The scooters are later retrieved by gig workers who are paid for every scooter they retrieve, charge and place back into the city.
When the scooters first came on the scene, they grabbed headlines for people throwing them into trees, leaving them strewn across sidewalks and more.
Mayor Chuck Bennett echoed Warncke’s questions of how the city can regulate scooters, and added that city officials want to ensure that e-scooters, should they arrive, don’t wreak havoc.
“There’s been enough reports on them in the national news and out of Portland that have indicated a whole range of issues, around their safety, around whether they get junked,” Bennett said. “How are they managed and kept track of?”
If the city does allow e-scooters to launch, Warncke said city staff will recommend structuring the launch to allow them a chance to address any unexpected issues that arise.
“We’d probably want to revisit whatever regulatory structure to ensure that it’s working, and if it needed tweaks,” Warncke said.

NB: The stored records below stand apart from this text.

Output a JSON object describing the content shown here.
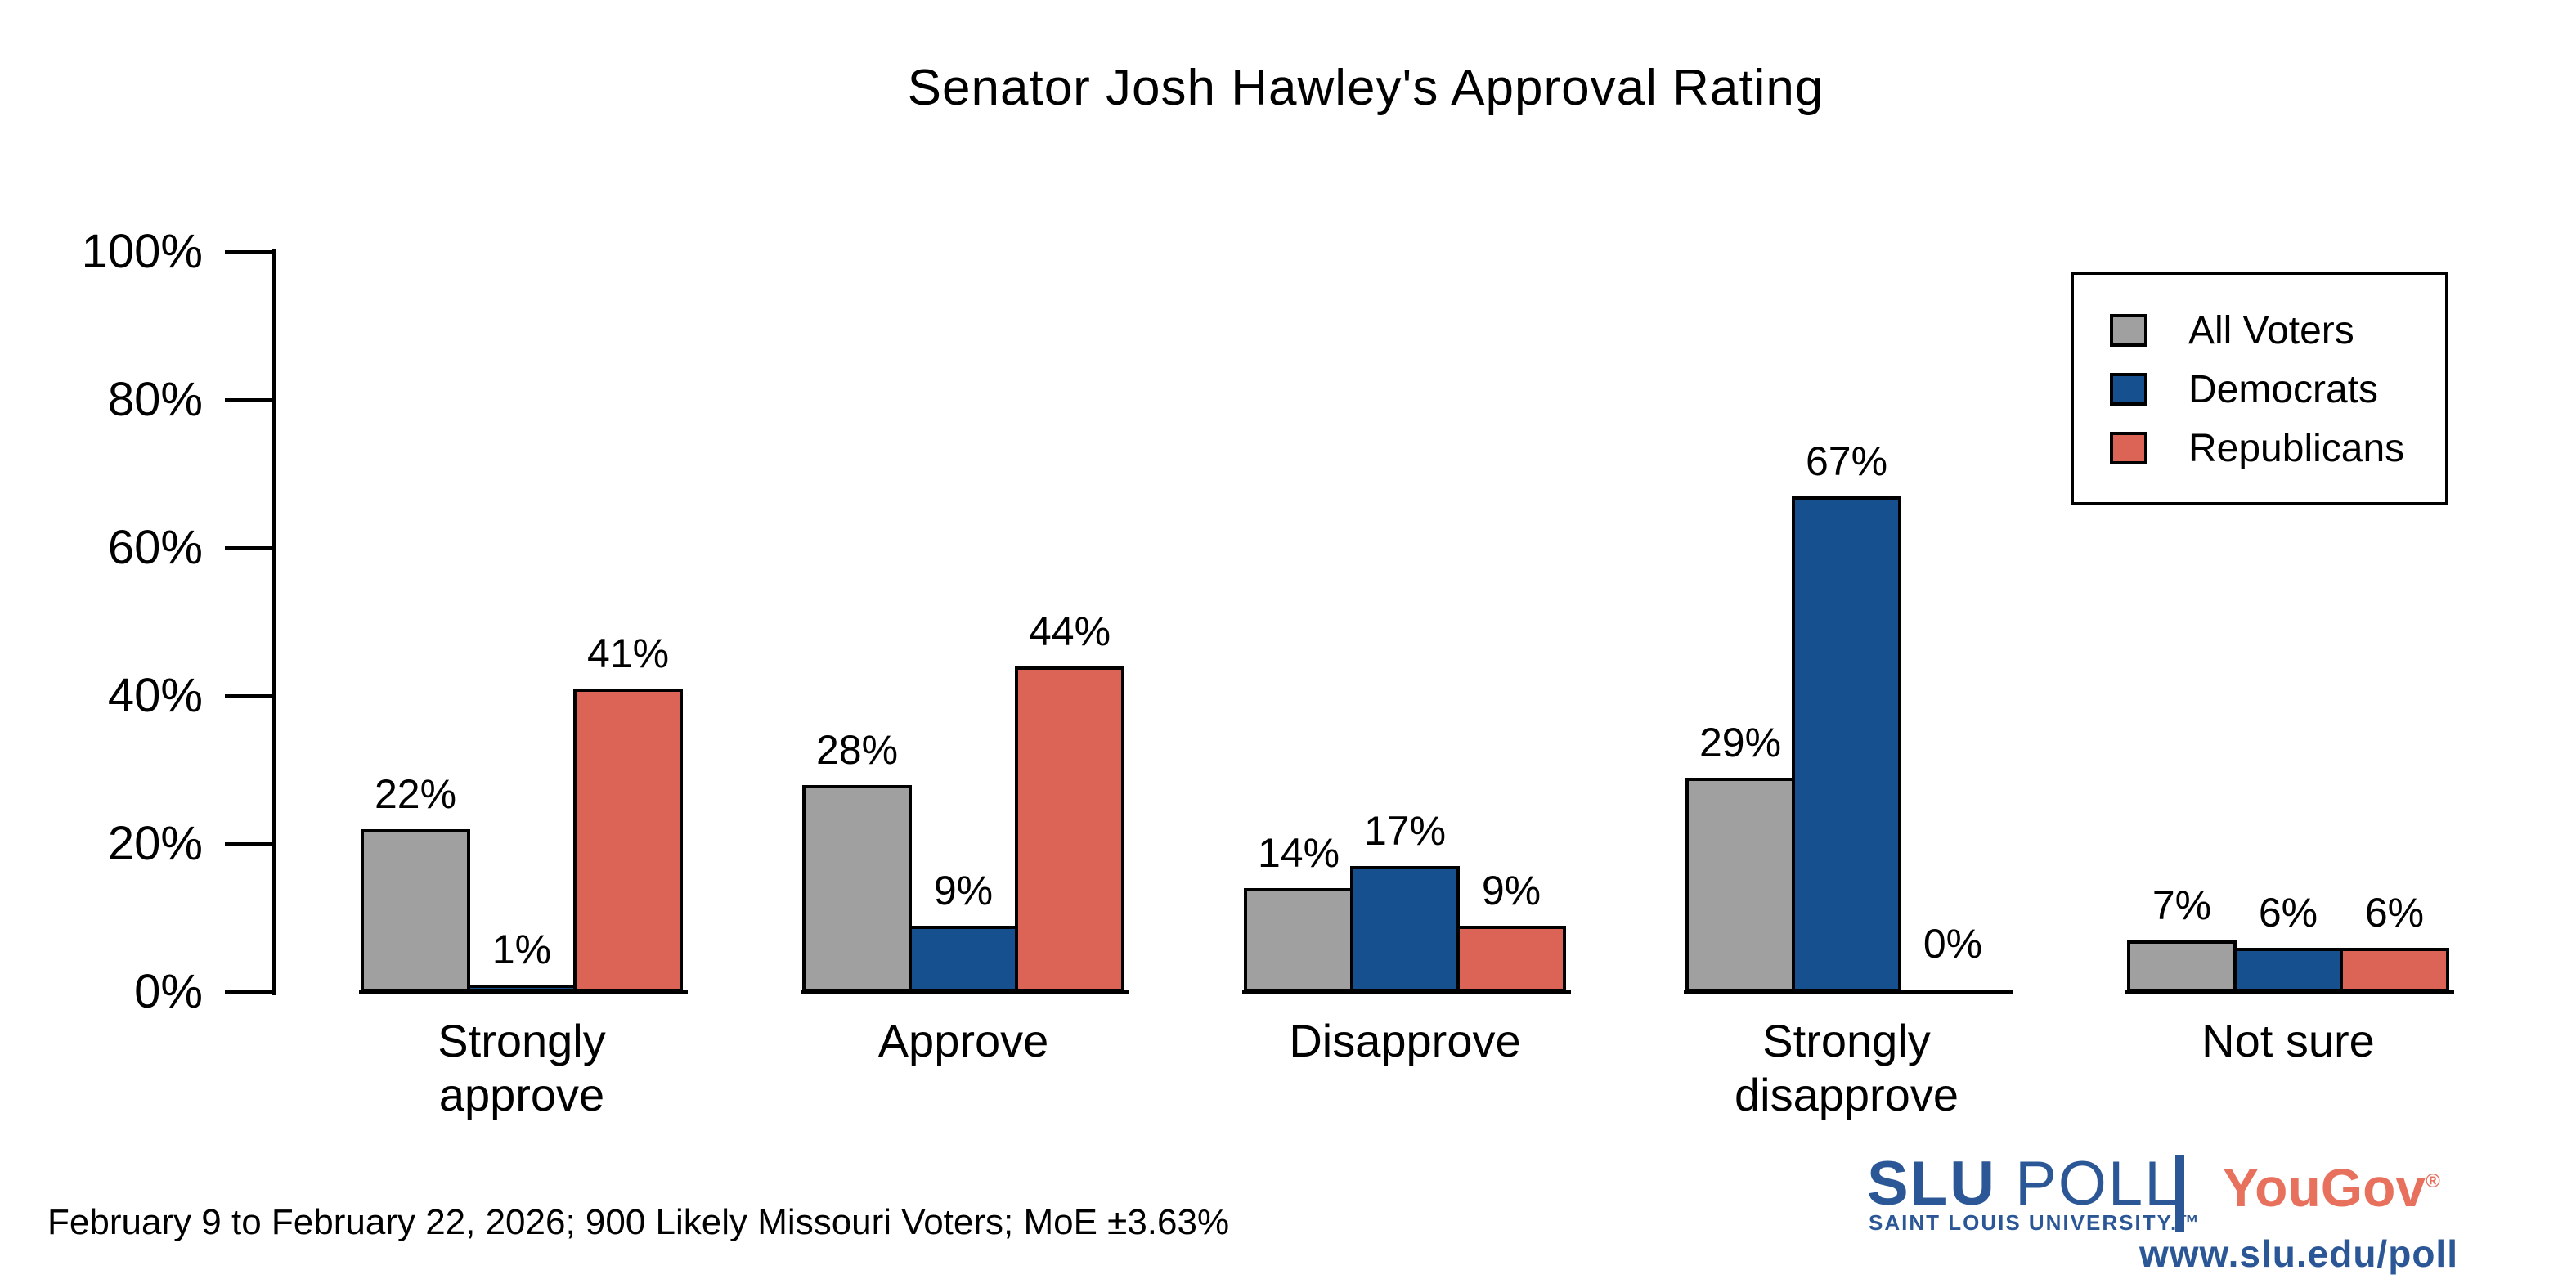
{
  "title": "Senator Josh Hawley's Approval Rating",
  "chart_data": {
    "type": "bar",
    "categories": [
      "Strongly approve",
      "Approve",
      "Disapprove",
      "Strongly disapprove",
      "Not sure"
    ],
    "series": [
      {
        "name": "All Voters",
        "color": "#a0a0a0",
        "values": [
          22,
          28,
          14,
          29,
          7
        ]
      },
      {
        "name": "Democrats",
        "color": "#17508f",
        "values": [
          1,
          9,
          17,
          67,
          6
        ]
      },
      {
        "name": "Republicans",
        "color": "#db6456",
        "values": [
          41,
          44,
          9,
          0,
          6
        ]
      }
    ],
    "value_label_format": "percent",
    "xlabel": "",
    "ylabel": "",
    "ylim": [
      0,
      100
    ],
    "yticks": [
      "0%",
      "20%",
      "40%",
      "60%",
      "80%",
      "100%"
    ],
    "grid": false,
    "legend_position": "top-right",
    "bar_outline_color": "#000000"
  },
  "footer": {
    "note": "February 9 to February 22, 2026; 900 Likely Missouri Voters; MoE ±3.63%"
  },
  "branding": {
    "slu": "SLU",
    "poll": " POLL",
    "slu_sub": "SAINT LOUIS UNIVERSITY.",
    "slu_tm": "™",
    "yougov": "YouGov",
    "yougov_reg": "®",
    "url": "www.slu.edu/poll",
    "slu_blue": "#2b5796",
    "yougov_red": "#e8715e"
  }
}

That would be similar to Portland, which initially gave e-scooters the green light for one 120-day pilot program. In that span, Portlanders rode the scooters more than 700,000 times, according to the Portland Bureau of Transportation.
Portland launched a second pilot program in April to last a full year. Dylan Rivera, a spokesman for the transportation agency, said the second program came with harsher penalties for riders to curb illegal sidewalk riding and illegal parking. The city delivered about 340 warnings or fines in the first three months, Rivera said.

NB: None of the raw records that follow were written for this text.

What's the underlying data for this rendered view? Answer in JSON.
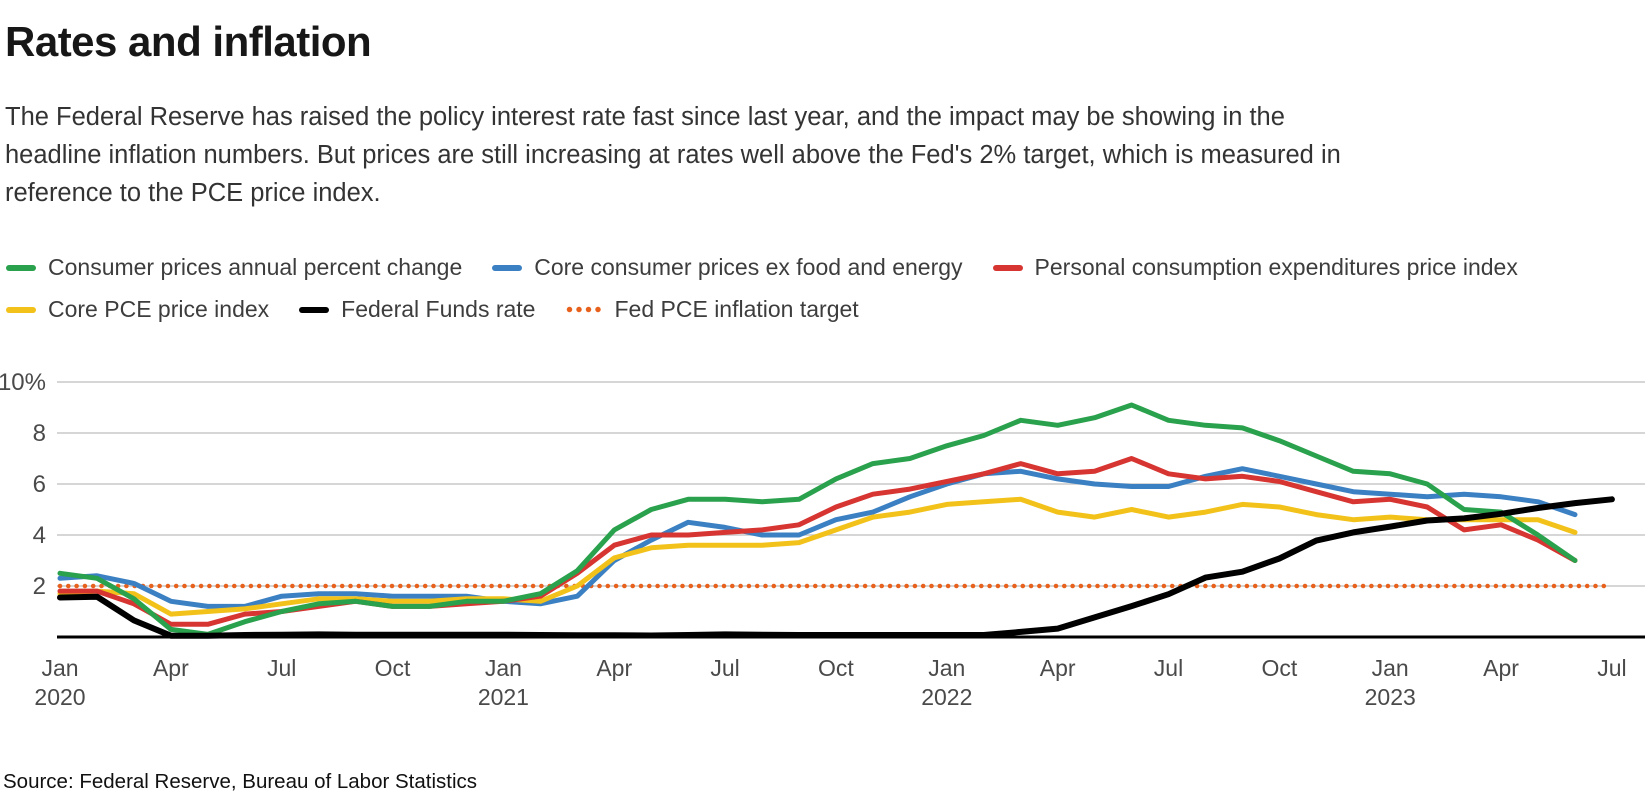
{
  "header": {
    "title": "Rates and inflation",
    "description": "The Federal Reserve has raised the policy interest rate fast since last year, and the impact may be showing in the headline inflation numbers. But prices are still increasing at rates well above the Fed's 2% target, which is measured in reference to the PCE price index."
  },
  "footer": {
    "source": "Source: Federal Reserve, Bureau of Labor Statistics"
  },
  "colors": {
    "cpi_green": "#2aa14c",
    "core_cpi_blue": "#3b80c2",
    "pce_red": "#d63531",
    "core_pce_yellow": "#f2c21a",
    "fed_funds_black": "#000000",
    "target_orange": "#e8611c",
    "gridline_gray": "#c8c8c8",
    "axis_text_gray": "#4a4a4a"
  },
  "chart_data": {
    "type": "line",
    "title": "Rates and inflation",
    "x_unit": "month",
    "x_start": "Jan 2020",
    "x_end": "Jul 2023",
    "ylabel": "",
    "ylim": [
      0,
      10.6
    ],
    "grid": "horizontal",
    "legend_position": "top",
    "y_ticks": [
      {
        "value": 2,
        "label": "2"
      },
      {
        "value": 4,
        "label": "4"
      },
      {
        "value": 6,
        "label": "6"
      },
      {
        "value": 8,
        "label": "8"
      },
      {
        "value": 10,
        "label": "10%"
      }
    ],
    "x_ticks": [
      {
        "label": "Jan",
        "year": "2020"
      },
      {
        "label": "Apr"
      },
      {
        "label": "Jul"
      },
      {
        "label": "Oct"
      },
      {
        "label": "Jan",
        "year": "2021"
      },
      {
        "label": "Apr"
      },
      {
        "label": "Jul"
      },
      {
        "label": "Oct"
      },
      {
        "label": "Jan",
        "year": "2022"
      },
      {
        "label": "Apr"
      },
      {
        "label": "Jul"
      },
      {
        "label": "Oct"
      },
      {
        "label": "Jan",
        "year": "2023"
      },
      {
        "label": "Apr"
      },
      {
        "label": "Jul"
      }
    ],
    "series": [
      {
        "id": "consumer-prices",
        "name": "Consumer prices annual percent change",
        "color": "#2aa14c",
        "z": 5,
        "values": [
          2.5,
          2.3,
          1.5,
          0.3,
          0.1,
          0.6,
          1.0,
          1.3,
          1.4,
          1.2,
          1.2,
          1.4,
          1.4,
          1.7,
          2.6,
          4.2,
          5.0,
          5.4,
          5.4,
          5.3,
          5.4,
          6.2,
          6.8,
          7.0,
          7.5,
          7.9,
          8.5,
          8.3,
          8.6,
          9.1,
          8.5,
          8.3,
          8.2,
          7.7,
          7.1,
          6.5,
          6.4,
          6.0,
          5.0,
          4.9,
          4.0,
          3.0
        ]
      },
      {
        "id": "core-consumer-prices",
        "name": "Core consumer prices ex food and energy",
        "color": "#3b80c2",
        "z": 2,
        "values": [
          2.3,
          2.4,
          2.1,
          1.4,
          1.2,
          1.2,
          1.6,
          1.7,
          1.7,
          1.6,
          1.6,
          1.6,
          1.4,
          1.3,
          1.6,
          3.0,
          3.8,
          4.5,
          4.3,
          4.0,
          4.0,
          4.6,
          4.9,
          5.5,
          6.0,
          6.4,
          6.5,
          6.2,
          6.0,
          5.9,
          5.9,
          6.3,
          6.6,
          6.3,
          6.0,
          5.7,
          5.6,
          5.5,
          5.6,
          5.5,
          5.3,
          4.8
        ]
      },
      {
        "id": "pce-price-index",
        "name": "Personal consumption expenditures price index",
        "color": "#d63531",
        "z": 4,
        "values": [
          1.8,
          1.8,
          1.3,
          0.5,
          0.5,
          0.9,
          1.0,
          1.2,
          1.4,
          1.2,
          1.2,
          1.3,
          1.4,
          1.6,
          2.5,
          3.6,
          4.0,
          4.0,
          4.1,
          4.2,
          4.4,
          5.1,
          5.6,
          5.8,
          6.1,
          6.4,
          6.8,
          6.4,
          6.5,
          7.0,
          6.4,
          6.2,
          6.3,
          6.1,
          5.7,
          5.3,
          5.4,
          5.1,
          4.2,
          4.4,
          3.8,
          3.0
        ]
      },
      {
        "id": "core-pce-price-index",
        "name": "Core PCE price index",
        "color": "#f2c21a",
        "z": 3,
        "values": [
          1.7,
          1.8,
          1.7,
          0.9,
          1.0,
          1.1,
          1.3,
          1.5,
          1.5,
          1.4,
          1.4,
          1.5,
          1.5,
          1.4,
          2.0,
          3.1,
          3.5,
          3.6,
          3.6,
          3.6,
          3.7,
          4.2,
          4.7,
          4.9,
          5.2,
          5.3,
          5.4,
          4.9,
          4.7,
          5.0,
          4.7,
          4.9,
          5.2,
          5.1,
          4.8,
          4.6,
          4.7,
          4.6,
          4.6,
          4.6,
          4.6,
          4.1
        ]
      },
      {
        "id": "federal-funds-rate",
        "name": "Federal Funds rate",
        "color": "#000000",
        "z": 6,
        "width": 6,
        "values": [
          1.55,
          1.58,
          0.65,
          0.05,
          0.05,
          0.08,
          0.09,
          0.1,
          0.09,
          0.09,
          0.09,
          0.09,
          0.09,
          0.08,
          0.07,
          0.07,
          0.06,
          0.08,
          0.1,
          0.09,
          0.08,
          0.08,
          0.08,
          0.08,
          0.08,
          0.08,
          0.2,
          0.33,
          0.77,
          1.21,
          1.68,
          2.33,
          2.56,
          3.08,
          3.78,
          4.1,
          4.33,
          4.57,
          4.65,
          4.83,
          5.06,
          5.25,
          5.4
        ]
      },
      {
        "id": "fed-pce-inflation-target",
        "name": "Fed PCE inflation target",
        "color": "#e8611c",
        "z": 1,
        "dotted": true,
        "constant": 2,
        "points": 43
      }
    ]
  }
}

Portlanders ride Lime e-scooters during an event teaching how to safely use the devices in September 2018. (Courtesy/Portland Bureau of Transportation)

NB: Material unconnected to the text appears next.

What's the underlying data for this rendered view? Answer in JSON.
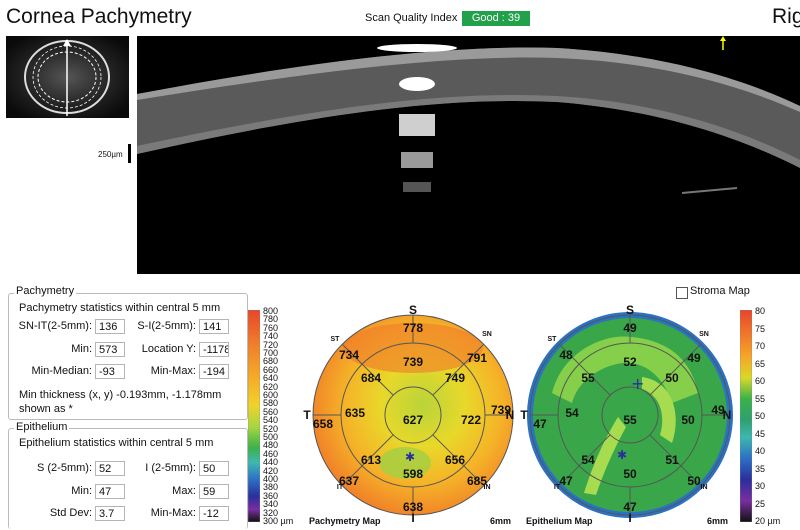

Rivera said it’s unclear what will happen when the second pilot program ends.
“We’ve not determined if we’re going to create an ordinance to make shared e-scooter service permanent,” he said.
But Rivera said the city wanted to embrace e-scooters – like ride-hailing services -- for the potential to cut down on traffic accidents, tailpipe pollution and gridlock.
“Five, six years ago, no one would have believed you could hail a car ride with your phone, and now on an average day we have more than 30,000 rides being hailed with Uber, Lyft, and taxis. That’s more than four times the number of taxi rides that were taken about five years ago,” he said.
“We think it’s worth exploring if shared e-scooters can help us meet the same goals we’ve always had,” he said.
If they arrive, e-scooters would join Ride Salem as the only shared mode of transport in Salem. The bike-sharing program launched in June.
Evan Osborne, who helped spearhead the bike sharing program, said he and the nonprofit backing Ride Salem hope to bring e-scooters to Salem too.
“We are openly declaring that we’ll be in the e-scooter sector when Salem opens for e-scooter programs,” he said.
Osborne said the nonprofit is already in talks with a vendor, but he declined to say who. The bike share program is run in conjunction with Zagster, a Massachusetts firm that also has an e-scooter division.
Lime, one of the country’s most prominent e-scooter vendors, has also made its interest in the Salem market known to city officials.
“We’ve offered to the city that Salem would be a meaningful market for scooters, help take cars off the road and help connect people to transit,” said Jonathan Hopkins, a spokesman.